1) "Beast Butler" not having any problems with working so closely with Deep South Democrats? Not being sarcastic at all, but did anything like this happened IRL?
Butler was pretty much of a Doughface. Butler voted 57 times for the nomination of Davis, and supported Breckinridge in the election. In early 1862, a Southern leader wrote that his presence in command (of the Army forces) meant the expedition against New Orleans was feigned - there was no way Republicans would ever give anyone like Butler such a chance at glory.
Stephen Douglas is dying, BTW...he didn't drop dead in mid-stride, he suffered a slow lingering death.
Douglas died of typhoid fever. He was perfectly healthy a month earlier.
"Back to Africa" movements were never more than a means to ship out Black Leaders out of the USA to Liberia.
So you're saying that Henry Clay, Supreme Court Justice Bushrod Washington, Daniel Webster, and James Monroe were all lying about their motives? The Colonization Society primarily concerned itself with free blacks, and there was a sense (expressed most frankly by John Randolph) that
free blacks were trouble. But there were others who saw in colonization a long-term solution to slavery. Also, many of the leaders (Clay in particular) saw interracial prejudice as deeply ingrained, and instinctive, that blacks would never get a fair deal in the U.S.

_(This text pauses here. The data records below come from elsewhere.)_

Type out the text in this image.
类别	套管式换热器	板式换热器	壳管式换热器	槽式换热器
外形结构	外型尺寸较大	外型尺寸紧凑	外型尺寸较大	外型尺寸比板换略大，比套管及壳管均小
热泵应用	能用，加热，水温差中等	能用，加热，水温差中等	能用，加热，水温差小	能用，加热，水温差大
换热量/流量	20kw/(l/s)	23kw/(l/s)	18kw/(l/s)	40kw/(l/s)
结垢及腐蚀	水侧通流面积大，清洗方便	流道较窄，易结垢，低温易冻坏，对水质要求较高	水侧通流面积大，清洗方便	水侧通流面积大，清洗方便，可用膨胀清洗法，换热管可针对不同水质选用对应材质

Not for nothing did they oppose teaching Blacks their three R's. You have an education, and you have upward mobility, which Southern Whites would not tolerate.

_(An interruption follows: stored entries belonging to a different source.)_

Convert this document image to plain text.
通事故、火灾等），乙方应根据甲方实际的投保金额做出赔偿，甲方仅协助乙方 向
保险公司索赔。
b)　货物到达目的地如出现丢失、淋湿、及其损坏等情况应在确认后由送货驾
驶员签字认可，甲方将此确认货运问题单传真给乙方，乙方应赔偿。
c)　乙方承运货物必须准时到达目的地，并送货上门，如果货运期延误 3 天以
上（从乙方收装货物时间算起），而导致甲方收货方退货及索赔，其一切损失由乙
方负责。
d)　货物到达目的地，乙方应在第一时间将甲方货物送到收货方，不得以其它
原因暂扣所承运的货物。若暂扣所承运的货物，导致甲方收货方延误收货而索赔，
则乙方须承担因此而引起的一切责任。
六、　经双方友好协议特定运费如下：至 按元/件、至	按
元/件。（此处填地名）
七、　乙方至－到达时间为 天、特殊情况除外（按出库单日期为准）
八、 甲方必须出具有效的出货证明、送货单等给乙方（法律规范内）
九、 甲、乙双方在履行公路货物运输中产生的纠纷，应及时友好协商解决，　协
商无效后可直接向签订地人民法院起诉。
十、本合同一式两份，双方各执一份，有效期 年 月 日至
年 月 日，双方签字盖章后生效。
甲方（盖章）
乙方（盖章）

Under the Jim Crow system, there were schools for black children. Poorly funded, grossly inferior to schools for white children, but still tax-supported schools for black children. In South Carolina in the 1890s, "Pitchfork Ben" Tillman presided over revisions to the state constitution which allowed the final suppression of black voting. But it was also under Tillman that South Carolina established its first teachers' college for blacks.
Problem: The Fire-Eaters are very much in charge in the South, and they represent 80% of Southern Whites... This is the first time I have ever heard the use of this word Cooperationists. I'm not saying it wasn't used, but it doesn't seem to have survived. These people really were powerless in their own states. They were outnumbered 4:1 by the Fire-Eaters.
This is a gross exaggeration, even in the Deep South. Recent research has shown that in voting for delegates to the Georgia secession convention, just over 50% of the actual votes went to (conditional) Unionist delegates. (The secessionist majority was achieved by gerrymandering districts and cooking the returns.) In the November election, of 393,000 votes in the Deep South, only 220,000 (56%) went to Breckinridge - the other 44% to Bell and Douglas, whom the Fire-Eaters rejected.
It was certainly not true in the Upper South, which strongly rejected the Fire-Eaters' program of immediate secession.
Tennessee voted against having a secession convention. Maryland's legislature voted 53-13 against a convention,
after Fort Sumter and the Baltimore riots. Missouri's convention rejected secession. Kentucky had no convention, was famously declared neutral by its governor, and ended by going with the Union.
2/3 of the delegates to the Virginia convention were conditional or strict Unionists. Only 66 of 191 voted for secession on April 4. The final vote was 136 for secession, 52 against (after 12 nays changed to yeas once the resolution had carried).
The Fire-Eaters had the whip hand, and stampeded the Deep South into secession, but their control was not so firm as claimed. One reason they pushed for immediate secession is because they expected their influence to ebb once Lincoln took office and there were no slave insurrections or abolitionist agents appointed U.S. Marshal.